Este Pizza Valentine llamaba a filas en la citada noche y el público no quiso perderse el re-encuentro con su pasada adolescencia, tomando posiciones ya desde los primeros compases de la banda que hizo los honores de precederles: Bware. También bajo los daños colaterales del cierre de El Sótano, el proyecto de Javi Agl amenizó con su mezcla de indie rock hispano y ciertos visos de punk que se ejercitaban a golpe de remo mientras la Dougall’s Raquera trabaja lo suyo. Media hora más tarde tuvo su momento de manera subliminal el nuevo trabajo de Mihassan, ya que su “Estoy muy guapo” y adheridos sonaba mientras se hacía el cambio de banda. Nada mejor que darse una vuelta por la sala, saludar a conocidos y encontrarse con las figuras de Julio Ruiz, Jorge Obón, el señorito Xirón, Jupiter 6, los compañeros de Industrias Bala o No Crafts. Gente guapa, ambiente cool y Fuckaine en la antesala. Ojo, compartiendo camerino con un invitado sorpresa que conoce de primera mano la buena cocina italiana y lo mismo te arregla las tuberías que vuela gracias a sus píldoras mágicas: Super Mario Bros.

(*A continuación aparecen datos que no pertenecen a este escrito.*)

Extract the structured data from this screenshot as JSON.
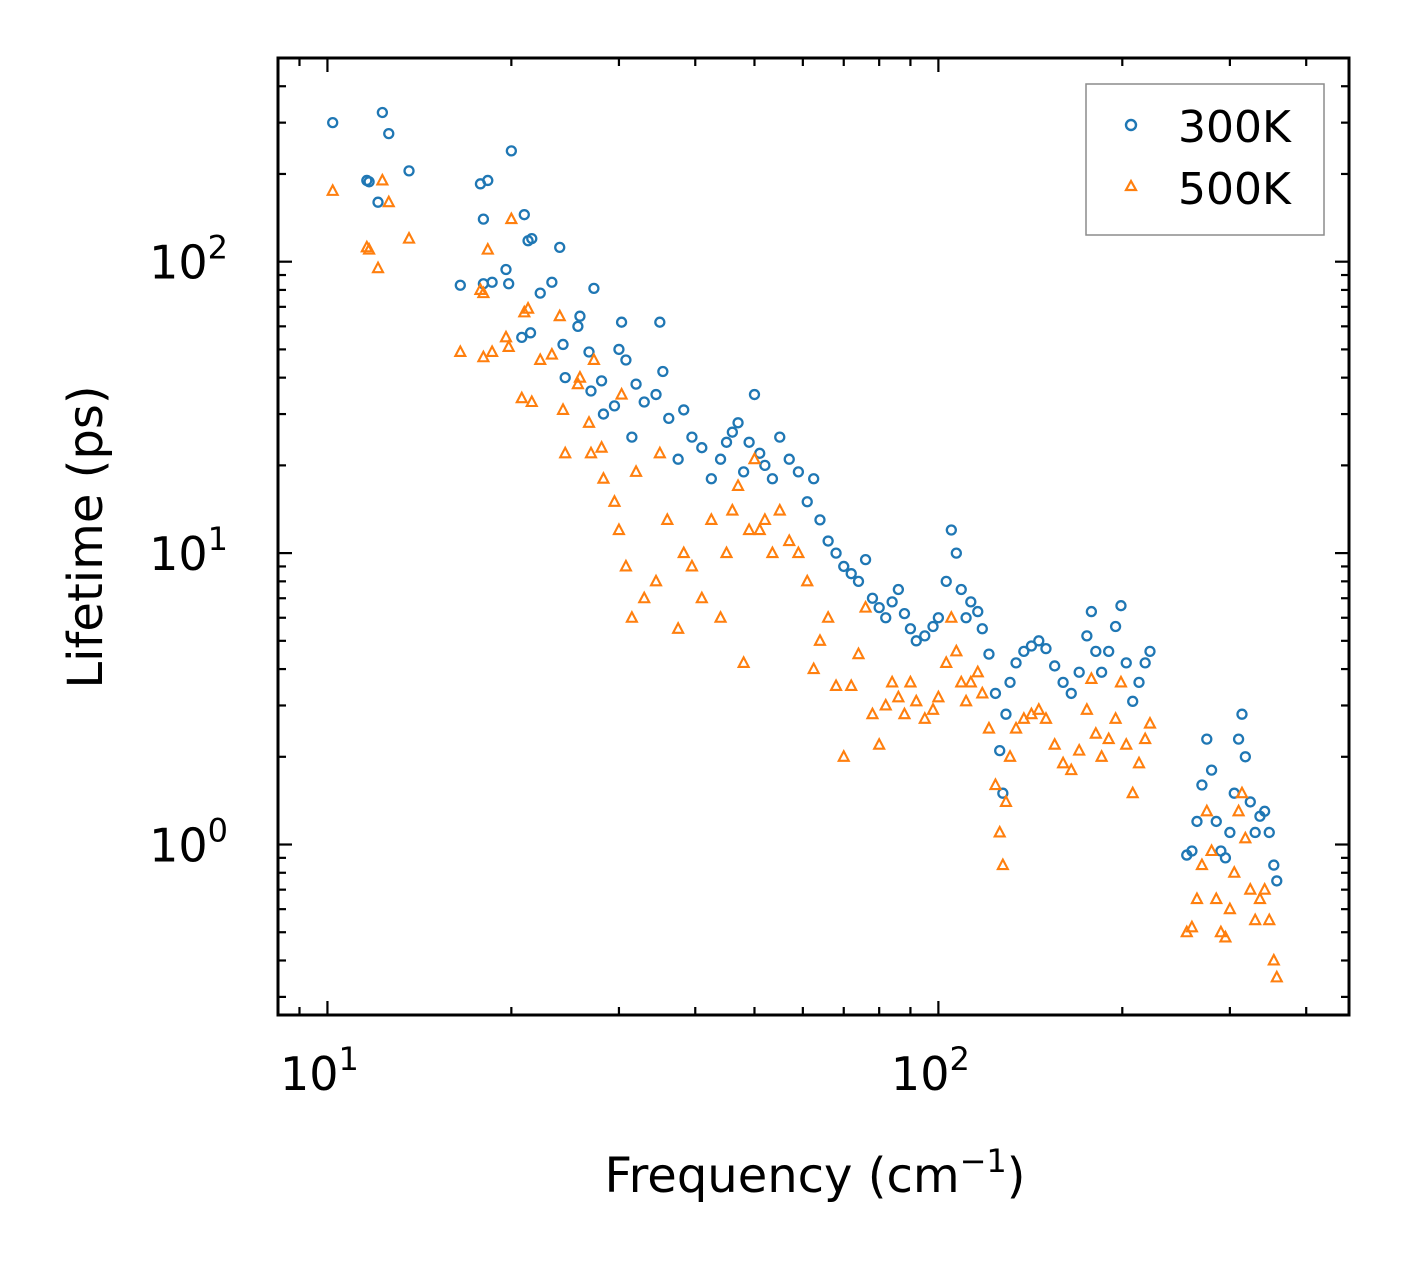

Mientras sonaban los primeros acordes de su intro “Fack to the Buture” todos recuperábamos el acné juvenil y nos íbamos enamorando a cada minuto de nuestros vecinos de al lado. La nostalgia, los juegos callejeros y la epilepsia de las vídeoconsolas iban sucediéndose mientras interpretaban temas como sus dos primeros singles, la popera “Ode to repetition” y “I Will Bring You Down,” y los pedales hacían de las suyas. Voces cacofonadas, chows en pantalones cortos y una cohorte de bailarines entre el público a los que sólo les quedó llevar pancartas con “Fuckaine, capullos, quiero un hijo…no rima”. Faltó doble de “Pepperoni” y el guiño mezcal de “Grecas”, pero los presentes pudimos viajar al pasado sin necesidad de LSD a través de “Expo 92” (sí, la chapa estaba en el peto), uno de los temas que se mantiene fuerte en las apuestas como próxima canción del verano. Tropicalismo, PatoAventuras y mucho insienso. Fuckaine continuaban de viaje con “Tale from Cairo” y no hacían ascos a sus temas anteriores como “Kahuna” o “Hooray”, también pasados por su nueva faceta barman. Mundos de la piruleta mutando en lugares lúgubres mientras la música suena en ambientes turbios. Ah, la vida era esto. Gracias, mamá. Sólo faltó una versión de “Ritmo de la noche” para tocar el cielo con los dedos.

Es posible que alguna de las canciones citadas realmente no formara parte del setlist: culpa de Fuckaine. Cada vez que les veo en directo me ofrecen una nueva mirada (ojiplática y sonriente en este caso) y el embrujo me hace vivir y escribir sensaciones experimentadas bajo ondas electromagnéticas que desvirtúan (o no) mi habitual sentido común. Soy fans, qué le voy a hacer. Pizza Valentine ha llegado a finales de año, pero bien podría situarse entre el mejor disco nacional de 2016 y del venidero 2017. Si se trata de arriesgar y jugarse el pellejo, ellos lo hacen con cada nuevo disco. Y sí, como prometieron, su directo fue más ruidoso, elevado y divertido. Umami, titis.